В это утро она выглядела классно. Просто великолепно. Синтия была потрясающей женщиной, и я не мог наглядеться на ее зеленые глаза, высокие скулы, огненно-рыжие волосы. Они уже не были такими длинными, как в день нашей первой встречи, но впечатление все равно производили. Люди думают, что она тщательно следит за фигурой, но на самом деле, мне кажется, ей помогает быть в форме постоянное беспокойство. Беспокойство сжигает калории. Она не бегает, не ходит в спортзал. Да нам и не по карману членская карточка.
Как уже говорил, я преподаю в средней школе английский, а Синтия работает в магазине продавщицей, хотя имеет статус социального работника и некоторое время занималась этим, так что нельзя сказать, чтобы денег у нас было навалом. У нас есть этот дом, вполне достаточный для троих, в скромном районе, всего в нескольких кварталах оттого места, где выросла Синтия. Вы могли подумать, что Синтии захочется уехать подальше от того дома, но, мне кажется, она хотела остаться в этом районе, на случай если кто-нибудь вернется и попытается ее увидеть.

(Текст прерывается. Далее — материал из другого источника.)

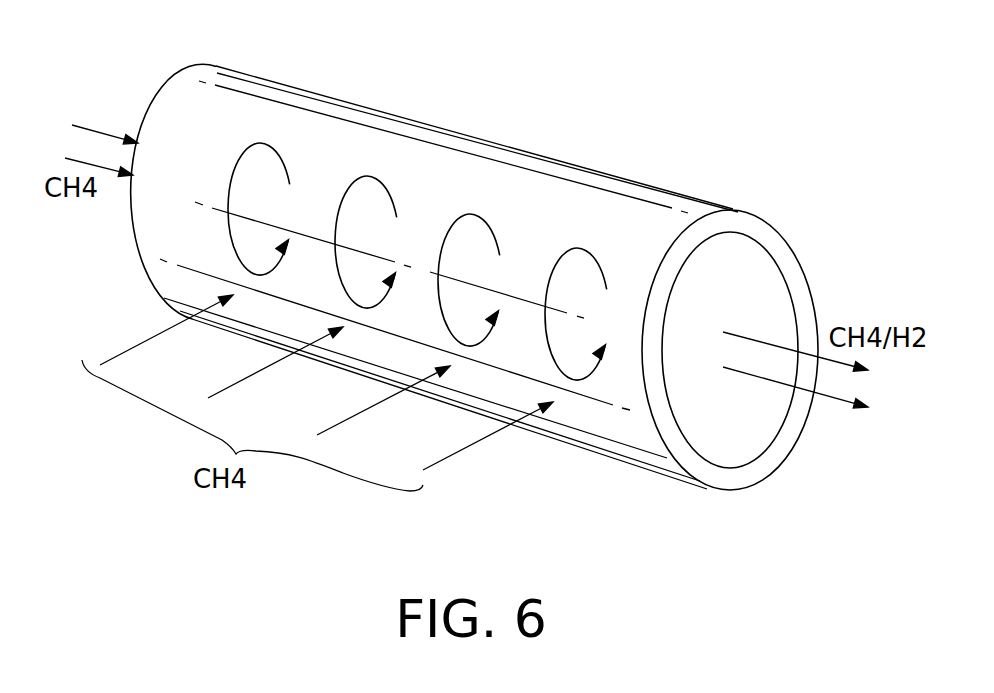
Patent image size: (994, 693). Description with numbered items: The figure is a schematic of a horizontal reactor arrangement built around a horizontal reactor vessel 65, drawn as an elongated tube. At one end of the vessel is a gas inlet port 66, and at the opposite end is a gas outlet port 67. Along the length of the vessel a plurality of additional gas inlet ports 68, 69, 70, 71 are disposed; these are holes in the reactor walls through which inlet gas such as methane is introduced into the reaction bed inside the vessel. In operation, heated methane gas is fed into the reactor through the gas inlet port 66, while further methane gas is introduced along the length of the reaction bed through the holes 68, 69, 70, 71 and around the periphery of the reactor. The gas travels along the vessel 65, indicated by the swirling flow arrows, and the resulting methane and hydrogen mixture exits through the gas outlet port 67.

The horizontal reactor vessel 65 is at (747, 210).
The gas inlet port 66 is at (152, 118).
The gas outlet port 67 is at (740, 450).
The gas inlet port 68 is at (120, 355).
The gas inlet port 69 is at (223, 387).
The gas inlet port 70 is at (333, 425).
The gas inlet port 71 is at (438, 462).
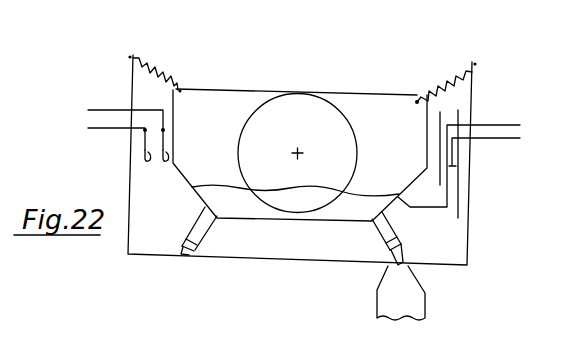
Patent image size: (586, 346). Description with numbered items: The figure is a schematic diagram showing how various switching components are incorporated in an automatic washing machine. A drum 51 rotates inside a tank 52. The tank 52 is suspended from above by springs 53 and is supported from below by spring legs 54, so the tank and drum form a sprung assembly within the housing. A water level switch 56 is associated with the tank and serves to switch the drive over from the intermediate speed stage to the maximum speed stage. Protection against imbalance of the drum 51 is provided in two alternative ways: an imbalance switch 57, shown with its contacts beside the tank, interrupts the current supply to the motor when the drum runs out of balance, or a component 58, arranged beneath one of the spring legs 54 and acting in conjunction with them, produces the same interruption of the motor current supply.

The drum 51 is at (249, 138).
The tank 52 is at (196, 89).
The springs 53 is at (150, 72).
The spring legs 54 is at (192, 237).
The water level switch 56 is at (450, 175).
The imbalance switch 57 is at (143, 146).
The component 58 is at (408, 315).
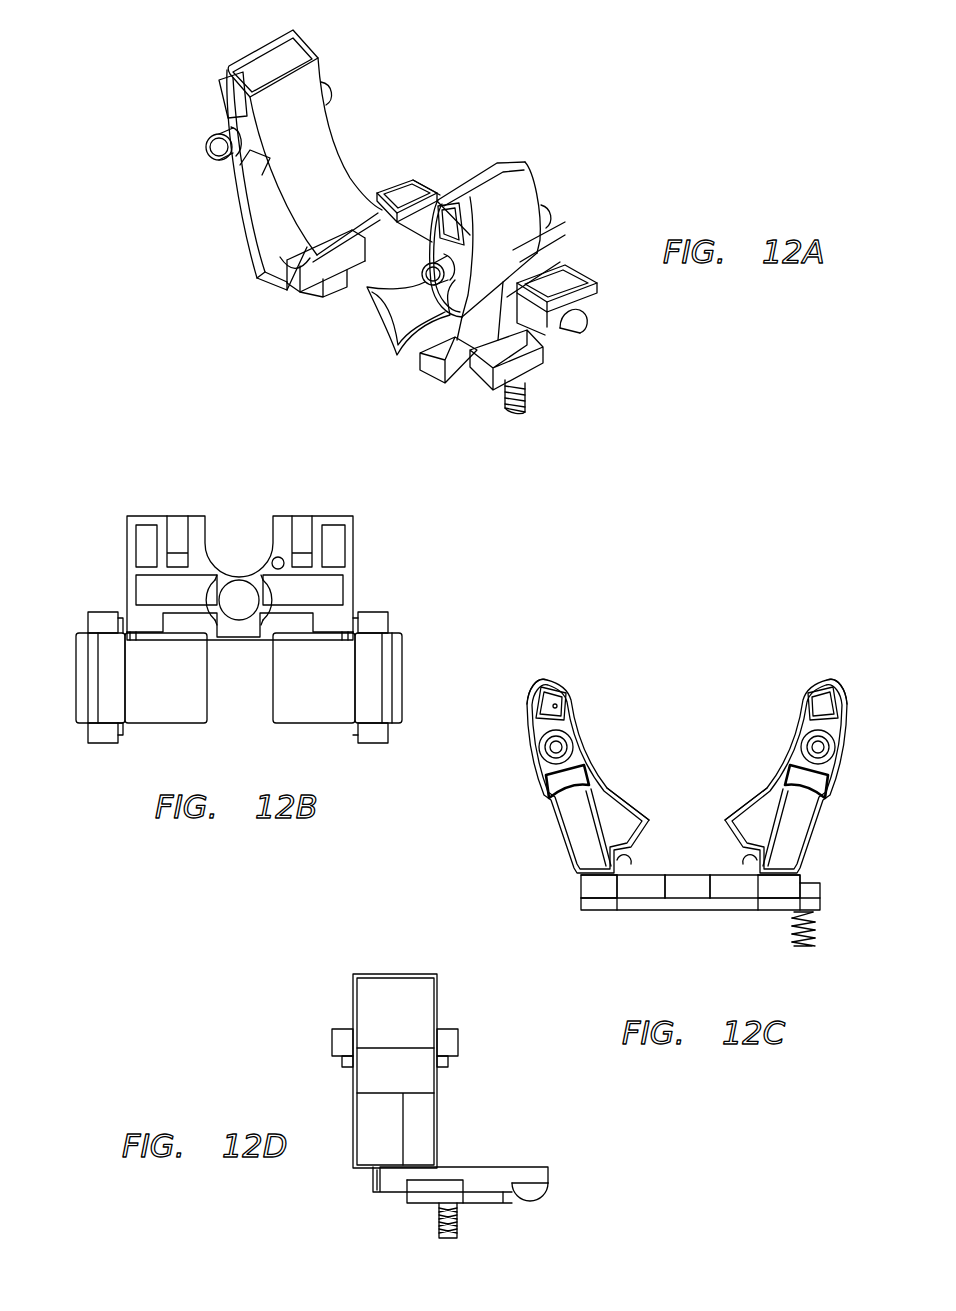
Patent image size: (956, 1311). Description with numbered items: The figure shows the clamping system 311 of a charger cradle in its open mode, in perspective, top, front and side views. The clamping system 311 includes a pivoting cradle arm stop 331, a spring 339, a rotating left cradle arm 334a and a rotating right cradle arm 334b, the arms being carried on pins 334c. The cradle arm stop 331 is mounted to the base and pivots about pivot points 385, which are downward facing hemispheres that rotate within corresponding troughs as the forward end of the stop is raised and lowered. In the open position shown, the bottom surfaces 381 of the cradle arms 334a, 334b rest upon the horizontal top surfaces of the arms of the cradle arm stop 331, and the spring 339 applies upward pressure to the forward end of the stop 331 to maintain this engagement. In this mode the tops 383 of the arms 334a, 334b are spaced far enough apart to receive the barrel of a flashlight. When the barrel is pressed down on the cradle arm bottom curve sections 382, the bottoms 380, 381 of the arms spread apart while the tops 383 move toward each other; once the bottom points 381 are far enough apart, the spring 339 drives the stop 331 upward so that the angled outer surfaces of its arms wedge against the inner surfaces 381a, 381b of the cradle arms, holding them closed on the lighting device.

In FIG. 12A, the clamping system 311 is at (467, 76).
In FIG. 12B, the clamping system 311 is at (112, 526).
In FIG. 12C, the clamping system 311 is at (511, 662).
In FIG. 12D, the clamping system 311 is at (327, 1000).
In FIG. 12A, the cradle arm stop 331 is at (580, 270).
In FIG. 12C, the cradle arm stop 331 is at (688, 887).
In FIG. 12D, the cradle arm stop 331 is at (495, 1175).
In FIG. 12A, the left cradle arm 334a is at (300, 150).
In FIG. 12C, the left cradle arm 334a is at (547, 712).
In FIG. 12D, the left cradle arm 334a is at (395, 1071).
In FIG. 12A, the right cradle arm 334b is at (497, 217).
In FIG. 12C, the right cradle arm 334b is at (818, 707).
In FIG. 12A, the pivot pins 334c is at (215, 130).
In FIG. 12D, the pivot pins 334c is at (448, 1040).
In FIG. 12A, the spring 339 is at (528, 388).
In FIG. 12C, the spring 339 is at (815, 940).
In FIG. 12D, the spring 339 is at (457, 1220).
In FIG. 12C, the bottoms of cradle arms 380 is at (590, 887).
In FIG. 12C, the bottom surfaces of cradle arms 381 is at (743, 893).
In FIG. 12C, the inner surface 381a is at (618, 833).
In FIG. 12C, the inner surface 381b is at (760, 833).
In FIG. 12C, the cradle arm bottom curve sections 382 is at (758, 793).
In FIG. 12C, the tops of cradle arms 383 is at (563, 683).
In FIG. 12A, the pivot points 385 is at (583, 317).
In FIG. 12D, the pivot points 385 is at (535, 1185).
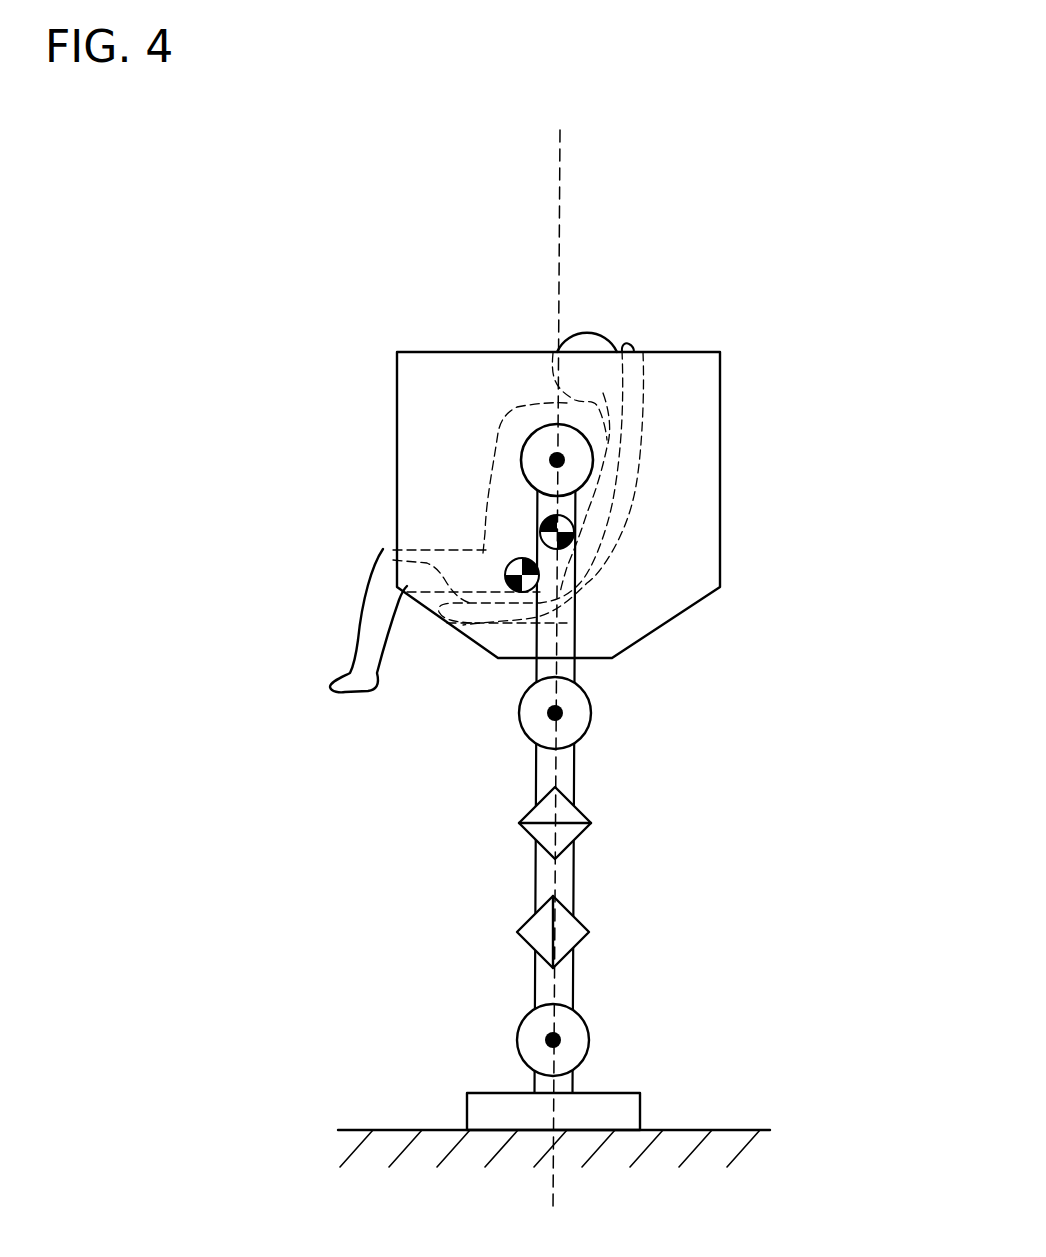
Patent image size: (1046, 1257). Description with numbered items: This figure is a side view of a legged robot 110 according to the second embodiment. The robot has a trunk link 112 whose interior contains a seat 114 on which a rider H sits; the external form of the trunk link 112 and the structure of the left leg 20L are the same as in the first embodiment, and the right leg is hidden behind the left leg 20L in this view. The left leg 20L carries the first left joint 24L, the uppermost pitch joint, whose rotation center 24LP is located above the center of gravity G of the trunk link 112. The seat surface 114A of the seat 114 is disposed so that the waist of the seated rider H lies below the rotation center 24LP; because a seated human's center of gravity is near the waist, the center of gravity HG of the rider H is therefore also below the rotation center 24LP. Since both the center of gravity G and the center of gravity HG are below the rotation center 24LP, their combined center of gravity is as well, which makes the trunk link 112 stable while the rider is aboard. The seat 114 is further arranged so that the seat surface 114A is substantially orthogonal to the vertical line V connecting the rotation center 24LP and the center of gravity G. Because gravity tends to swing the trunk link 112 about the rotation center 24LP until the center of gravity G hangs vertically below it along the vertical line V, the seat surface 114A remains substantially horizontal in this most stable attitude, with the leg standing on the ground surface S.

The legged robot 110 is at (705, 190).
The trunk link 112 is at (601, 352).
The seat 114 is at (637, 430).
The seat surface 114A is at (380, 557).
The rider H is at (352, 693).
The center of gravity of the seated rider HG is at (513, 560).
The center of gravity of the trunk link G is at (573, 520).
The first left joint 24L is at (526, 445).
The rotation center of the first left joint 24LP is at (557, 460).
The left leg 20L is at (514, 792).
The ground surface S is at (728, 1130).
The vertical line V is at (557, 170).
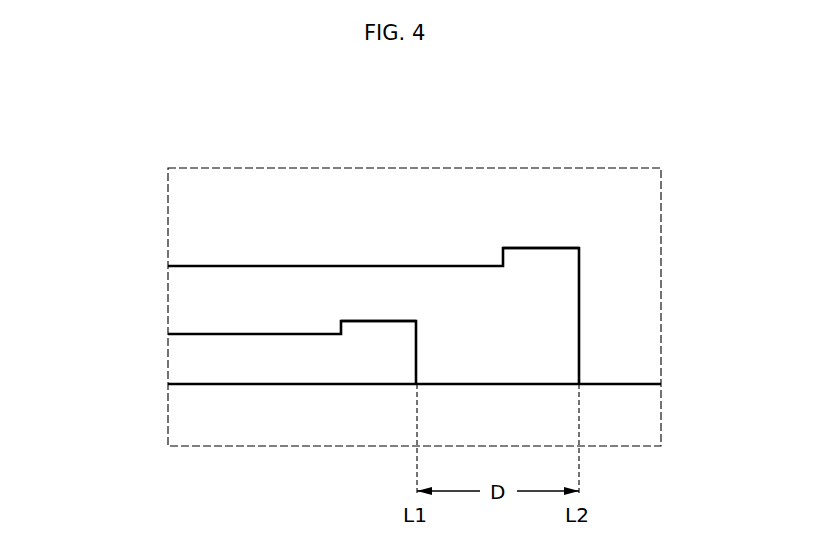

Нашим машинам уже по десять лет. Отдыхаем мы тоже скромно. Обычно едем в домик моего дяди у Монтпелье на неделю каждое лето, а три года назад, когда Грейс было пять лет, мы прокатились в Диснейленд, остановившись в дешевой гостинице в Орландо, где отчетливо слышали в два часа ночи, как какой-то тип в соседнем номере просил свою девушку быть осторожной и не слишком усердствовать зубами.
Но думаю, мы живем хорошо, и более или менее счастливы. Почти каждый день.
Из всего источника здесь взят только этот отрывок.